The two world wars were similar in that both resulted in massive increases in government borrowing, but they taught contrasting lessons in how the government should respond. After WW1 successive governments failed to achieve the debt reduction they sought and there was lost output. After WW2 the economy was put on a growth path that was sustained for many years by using government spending to maintain full employment and stimulate growth. In a sense there has been a natural experiment in economic policy over a period of thirty years comparing what we now loosely call neoliberalism with a mixture of Keynesianism and socialism. Yet looking back at it from today many policymakers seem to have forgotten the lesson that we learned then.

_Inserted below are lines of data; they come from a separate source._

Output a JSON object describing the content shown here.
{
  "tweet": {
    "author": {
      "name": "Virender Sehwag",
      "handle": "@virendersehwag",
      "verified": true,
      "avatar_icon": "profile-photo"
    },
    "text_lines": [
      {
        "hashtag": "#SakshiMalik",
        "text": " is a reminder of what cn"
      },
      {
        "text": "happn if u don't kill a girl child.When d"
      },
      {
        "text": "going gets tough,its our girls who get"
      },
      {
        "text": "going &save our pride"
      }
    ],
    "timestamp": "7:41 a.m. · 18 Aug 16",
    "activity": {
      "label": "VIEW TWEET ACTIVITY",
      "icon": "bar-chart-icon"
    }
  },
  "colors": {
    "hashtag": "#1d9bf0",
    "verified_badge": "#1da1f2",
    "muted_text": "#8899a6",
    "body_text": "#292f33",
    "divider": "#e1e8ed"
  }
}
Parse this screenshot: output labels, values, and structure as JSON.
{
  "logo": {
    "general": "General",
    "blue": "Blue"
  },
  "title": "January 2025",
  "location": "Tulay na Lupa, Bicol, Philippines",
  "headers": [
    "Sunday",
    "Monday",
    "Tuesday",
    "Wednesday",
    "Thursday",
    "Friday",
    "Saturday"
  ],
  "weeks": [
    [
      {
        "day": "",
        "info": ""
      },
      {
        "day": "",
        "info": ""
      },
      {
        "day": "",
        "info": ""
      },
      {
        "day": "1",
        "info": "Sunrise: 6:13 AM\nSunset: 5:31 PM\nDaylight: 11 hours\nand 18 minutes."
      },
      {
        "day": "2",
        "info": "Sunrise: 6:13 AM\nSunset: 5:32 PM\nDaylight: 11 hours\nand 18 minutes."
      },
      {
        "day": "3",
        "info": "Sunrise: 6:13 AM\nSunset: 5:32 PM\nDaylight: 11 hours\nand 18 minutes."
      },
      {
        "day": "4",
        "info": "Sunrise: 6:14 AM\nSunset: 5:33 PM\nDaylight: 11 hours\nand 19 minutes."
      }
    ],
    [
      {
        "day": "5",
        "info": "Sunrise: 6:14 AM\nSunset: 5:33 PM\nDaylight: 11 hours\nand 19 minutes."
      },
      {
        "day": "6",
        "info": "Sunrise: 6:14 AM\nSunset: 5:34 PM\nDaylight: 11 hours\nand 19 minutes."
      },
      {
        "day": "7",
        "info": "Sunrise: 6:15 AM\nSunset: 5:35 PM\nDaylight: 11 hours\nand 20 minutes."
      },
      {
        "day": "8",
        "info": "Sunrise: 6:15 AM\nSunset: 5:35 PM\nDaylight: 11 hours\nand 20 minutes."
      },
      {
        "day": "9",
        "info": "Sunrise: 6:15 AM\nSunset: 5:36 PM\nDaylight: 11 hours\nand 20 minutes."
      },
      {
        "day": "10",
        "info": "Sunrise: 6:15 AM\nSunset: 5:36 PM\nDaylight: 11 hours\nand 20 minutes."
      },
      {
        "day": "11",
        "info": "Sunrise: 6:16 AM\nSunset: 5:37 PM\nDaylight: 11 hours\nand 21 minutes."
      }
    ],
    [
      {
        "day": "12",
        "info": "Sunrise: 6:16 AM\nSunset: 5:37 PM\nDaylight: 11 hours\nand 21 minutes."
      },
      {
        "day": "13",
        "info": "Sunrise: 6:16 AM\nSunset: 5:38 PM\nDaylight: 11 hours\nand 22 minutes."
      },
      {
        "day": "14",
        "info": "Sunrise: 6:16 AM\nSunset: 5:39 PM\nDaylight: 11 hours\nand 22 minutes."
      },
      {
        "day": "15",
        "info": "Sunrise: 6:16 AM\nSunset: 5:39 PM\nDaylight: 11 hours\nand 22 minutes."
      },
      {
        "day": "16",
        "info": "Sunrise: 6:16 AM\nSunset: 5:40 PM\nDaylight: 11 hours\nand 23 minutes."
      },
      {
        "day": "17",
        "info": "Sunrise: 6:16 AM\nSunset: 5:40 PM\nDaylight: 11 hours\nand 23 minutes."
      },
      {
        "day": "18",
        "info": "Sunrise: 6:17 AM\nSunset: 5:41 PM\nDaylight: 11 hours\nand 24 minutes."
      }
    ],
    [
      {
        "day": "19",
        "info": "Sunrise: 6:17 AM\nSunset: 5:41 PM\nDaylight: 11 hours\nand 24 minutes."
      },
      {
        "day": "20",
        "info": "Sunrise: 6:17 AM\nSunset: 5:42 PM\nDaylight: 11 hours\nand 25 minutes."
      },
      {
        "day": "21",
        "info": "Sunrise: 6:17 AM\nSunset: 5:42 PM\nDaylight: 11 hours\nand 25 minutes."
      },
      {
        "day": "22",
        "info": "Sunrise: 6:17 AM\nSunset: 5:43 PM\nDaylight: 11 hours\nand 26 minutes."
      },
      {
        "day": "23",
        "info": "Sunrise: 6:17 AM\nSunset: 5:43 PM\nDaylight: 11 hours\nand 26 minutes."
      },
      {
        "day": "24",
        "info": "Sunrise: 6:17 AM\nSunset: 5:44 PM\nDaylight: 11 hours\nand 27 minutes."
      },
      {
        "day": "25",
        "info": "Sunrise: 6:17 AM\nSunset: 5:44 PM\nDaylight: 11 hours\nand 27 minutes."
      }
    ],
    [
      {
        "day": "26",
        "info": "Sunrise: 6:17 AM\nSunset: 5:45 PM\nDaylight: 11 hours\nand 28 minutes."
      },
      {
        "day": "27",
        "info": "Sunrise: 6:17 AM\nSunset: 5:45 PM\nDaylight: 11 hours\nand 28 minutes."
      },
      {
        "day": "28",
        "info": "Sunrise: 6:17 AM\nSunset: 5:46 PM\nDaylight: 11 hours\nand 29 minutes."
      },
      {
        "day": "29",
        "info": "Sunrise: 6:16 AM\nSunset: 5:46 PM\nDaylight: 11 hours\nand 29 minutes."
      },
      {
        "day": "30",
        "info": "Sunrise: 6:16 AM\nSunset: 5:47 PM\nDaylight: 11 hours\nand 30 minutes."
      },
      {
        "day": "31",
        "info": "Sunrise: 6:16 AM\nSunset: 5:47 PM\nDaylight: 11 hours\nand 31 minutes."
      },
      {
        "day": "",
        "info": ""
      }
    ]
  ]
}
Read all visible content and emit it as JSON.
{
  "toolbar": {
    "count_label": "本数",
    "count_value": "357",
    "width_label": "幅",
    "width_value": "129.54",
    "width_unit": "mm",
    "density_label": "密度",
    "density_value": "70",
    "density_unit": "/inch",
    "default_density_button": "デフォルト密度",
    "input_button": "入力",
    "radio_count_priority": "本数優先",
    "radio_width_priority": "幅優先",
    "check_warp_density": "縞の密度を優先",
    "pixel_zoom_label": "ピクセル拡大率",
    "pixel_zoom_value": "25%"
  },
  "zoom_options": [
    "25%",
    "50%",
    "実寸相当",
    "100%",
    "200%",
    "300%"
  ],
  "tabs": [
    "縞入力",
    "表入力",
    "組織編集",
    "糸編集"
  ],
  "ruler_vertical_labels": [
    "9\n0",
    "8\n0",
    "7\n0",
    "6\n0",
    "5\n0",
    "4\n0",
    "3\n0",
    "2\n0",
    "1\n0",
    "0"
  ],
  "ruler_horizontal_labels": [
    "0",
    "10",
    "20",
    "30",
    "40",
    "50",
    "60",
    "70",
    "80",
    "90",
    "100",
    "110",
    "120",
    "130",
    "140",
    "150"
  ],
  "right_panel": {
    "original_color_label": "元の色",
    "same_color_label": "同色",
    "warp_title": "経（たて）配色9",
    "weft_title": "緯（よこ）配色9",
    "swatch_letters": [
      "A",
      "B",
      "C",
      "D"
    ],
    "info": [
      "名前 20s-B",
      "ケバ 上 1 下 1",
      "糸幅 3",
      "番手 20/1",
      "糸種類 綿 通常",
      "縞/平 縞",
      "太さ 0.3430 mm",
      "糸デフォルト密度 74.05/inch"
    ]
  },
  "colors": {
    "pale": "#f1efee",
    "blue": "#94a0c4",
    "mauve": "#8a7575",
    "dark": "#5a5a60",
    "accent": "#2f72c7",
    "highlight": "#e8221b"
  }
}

Before the Covid-19 pandemic hit us we had had ten years of austerity policies, imposed by Tory chancellor George Osborne in the wake of the 2008 crash. The recovery had been slow and living standards stagnated. Yet the debt ratio in 2020 was estimated to be about 83 percent, a figure that was still higher than the 64.0 percent it had been in 2010. So we can see once again that austerity does not work. In effect the government’s response to the 2008 crash was to repeat the mistakes of the 1920s and 1930s. Osborne made the elementary mistake of believing that the public finances of a country could be managed on the same principles as a household.

The Office for Budget Responsibility has estimated that the cost of the virus measures will mean the government will need to spend an extra £300 billion more than budgeted for, and that the debt/GDP ratio might increase to 115 percent by next year – a level comparable to that following WW1.

Faced with such an increase in the debt ratio, Keir Starmer’s Labour has a challenge. It must break with the neoliberal mindset as it did after the Second World War. That means rejecting the false narrative of so-called fiscal responsibility leading to austerity budgets. Instead, its policy should be managing the economy for green growth, full employment and prosperity.